Kaysville is not the first city to look at providing fiber internet and if our city moves forward with it, it will be far from the first to implement municipal fiber.  But there are some basic elements that have to be accounted for in order for fiber to be a reasonable option for a municipality.  And Kaysville has many of the key elements.

  1. We live in a state that would allow for the possibility.
  2. We have our own power company so when we go to install the fiber lines, we do not have to pay fees to an outside provider every time we want to hang a line on a pole or place a line in a trench.
  3. Due to good financial management, we have the financial capacity to look at this option without maxing out our bonding capacities.
  4. We have community members who are enthusiastic about the prospect.  (You might question this last one but just look at the people who have volunteered their time for the last year and half to research the topic, attend meetings and put together copious amounts of information for the public.)

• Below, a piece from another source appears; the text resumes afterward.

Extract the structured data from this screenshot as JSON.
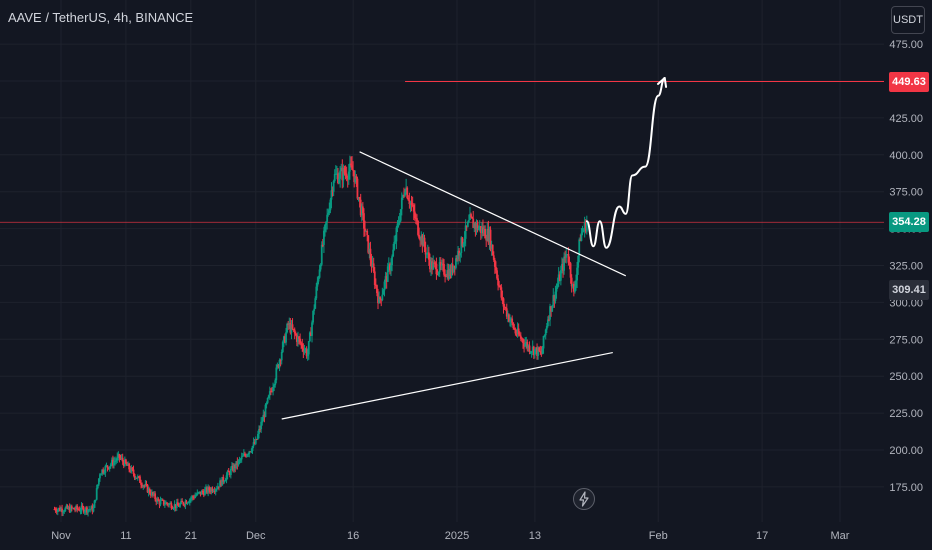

I know these four things might sound small but taken together, we have a real opportunity to create something in Kaysville that not every city can accomplish.  And more than that, it will be a huge asset for the citizens (both individually and as a community asset). 

To draw a parallel, a tract of land was recently incorporated into Kaysville City.  The homes on the land previously had RMP providing electricity to their homes but because of our city codes, those homes had to be brought into the Kaysville City grid.  Purchasing the existing power lines came at a cost of about $600/house.  Drawing that out, the electric system that the city currently owns includes all of the lines to our homes.  That is a true asset.  And it is part of the reason that Kaysville is a desirable place to live (whether we realize it or not).  Fiber will provide another level of city independence that will be valuable for homeowner for years to come.  While wireless technologies will continue to grow their capabilities to increase speeds, bandwidths will always remain shared.  Having a fiber line dedicated to your home will be an asset.  At present, fiber is estimated to increase a home’s value by $3K-$5K.   And that value will stay with the home instead of reverting back to a private company when you move (thus making the new owner pay back into an outside company).

Now onto the actual logistics.  How can we build out this great thing without putting the city in a financially risky place?  How can we create this “asset” without over taxing the citizens?  To me, the answer is obvious.  If it will be an asset for the whole city, we can come together to lessen the burden on any one person.  The technical advisory committee has been VERY transparent in their thought process and a lot of information has been discussed publicly.  But we have to keep in mind that it is a process and initial thoughts are not always the best. 

As the community has come to open houses and citizens have shared concerns and the data has been evaluated over and over, the outlook of those involved has grown and changed.  And where they have landed is at the idea of this project being an asset project that will be best accomplished through a small fee assessed to every resident.  “UGH!  FEE!”  I know.  It’s another controversial word.  But the theory behind it is solid.  IF the citizens provide the backing for the infrastructure through a fee, the city will be able to build out fiber lines throughout the city and we will see increased efficiencies from our municipal government, faster and more reliable internet at our homes and increased home values. 

I, for one, am sold.  But if you are not, I would encourage you to continue interacting, attending the informational meetings and asking questions.  Nothing is being done in the shadows and if you have concerns, you have MANY opportunities to be heard and to help the city grow in the right direction.